Tolins J P, Hostetter M K, Hostetter T H
J Clin Invest. 1987 May;79(5):1447-58. doi: 10.1172/JCI112973.
Chronic potassium deficiency results in progressive tubulointerstitial injury, associated with augmented renal ammoniagenesis. We investigated the role of elevated renal ammonia levels and the interaction of ammonia with the complement system in this injury. Potassium deficiency was induced in rats by feeding a low potassium diet. Experimental animals received 150 mM NaHCO3 or equimolar NaCl, as drinking water. After 3 wk, NaHCO3 supplemented rats demonstrated decreased ammonia production, less renal hypertrophy, less histologic evidence of injury, and less proteinuria. In in vitro studies on normal cortical tubular fragments, the addition of ammonia to serum in concentrations comparable to renal cortical levels in potassium-deficient animals significantly increased tubular deposition of C3 as quantitated by a radiolabeled antibody binding technique. Thus, alkali supplementation reduced chronic tubulointerstitial disease in a rat model of hypokalemic nephropathy. We propose that increased cortical ammonia levels contribute to hypokalemic nephropathy through ammonia-mediated activation of the alternative complement pathway.

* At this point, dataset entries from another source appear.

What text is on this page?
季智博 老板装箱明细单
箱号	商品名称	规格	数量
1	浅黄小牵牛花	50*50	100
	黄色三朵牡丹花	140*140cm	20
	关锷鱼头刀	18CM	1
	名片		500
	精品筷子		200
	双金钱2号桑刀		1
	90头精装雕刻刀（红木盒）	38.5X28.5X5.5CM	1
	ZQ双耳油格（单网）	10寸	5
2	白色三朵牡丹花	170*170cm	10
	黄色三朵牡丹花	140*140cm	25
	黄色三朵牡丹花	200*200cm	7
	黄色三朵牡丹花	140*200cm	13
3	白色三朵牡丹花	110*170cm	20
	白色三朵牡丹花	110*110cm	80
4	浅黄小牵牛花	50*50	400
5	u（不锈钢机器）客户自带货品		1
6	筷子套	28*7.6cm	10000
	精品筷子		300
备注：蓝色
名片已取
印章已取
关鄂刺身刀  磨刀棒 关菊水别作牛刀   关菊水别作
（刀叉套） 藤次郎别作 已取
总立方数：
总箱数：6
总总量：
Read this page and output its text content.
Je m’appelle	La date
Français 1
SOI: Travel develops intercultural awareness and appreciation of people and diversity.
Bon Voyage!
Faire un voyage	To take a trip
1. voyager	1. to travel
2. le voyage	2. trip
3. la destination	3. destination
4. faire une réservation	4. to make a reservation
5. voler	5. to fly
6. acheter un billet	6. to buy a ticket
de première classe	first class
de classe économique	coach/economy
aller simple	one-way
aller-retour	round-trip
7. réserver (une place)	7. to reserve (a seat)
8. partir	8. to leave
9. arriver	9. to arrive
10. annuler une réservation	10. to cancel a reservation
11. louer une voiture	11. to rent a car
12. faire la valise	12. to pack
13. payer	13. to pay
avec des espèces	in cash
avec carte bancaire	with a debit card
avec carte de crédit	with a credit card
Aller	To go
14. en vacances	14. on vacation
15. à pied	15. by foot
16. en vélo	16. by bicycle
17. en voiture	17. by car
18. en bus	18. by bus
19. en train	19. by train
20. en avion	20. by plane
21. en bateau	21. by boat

慢性钾缺乏会导致进行性肾小管间质损伤,并伴有肾脏氨生成增加。我们研究了肾脏氨水平升高的作用以及氨与补体系统在这种损伤中的相互作用。通过喂食低钾饮食在大鼠中诱发钾缺乏。实验动物饮用150 mM NaHCO₃或等摩尔的NaCl作为饮用水。3周后,补充NaHCO₃的大鼠氨生成减少,肾脏肥大减轻,损伤的组织学证据减少,蛋白尿也减少。在对正常皮质肾小管片段的体外研究中,以与低钾动物肾脏皮质水平相当的浓度向血清中添加氨,通过放射性标记抗体结合技术定量显示,显著增加了C3在肾小管的沉积。因此,碱补充减少了低钾性肾病大鼠模型中的慢性肾小管间质疾病。我们提出,皮质氨水平升高通过氨介导的替代补体途径激活而导致低钾性肾病。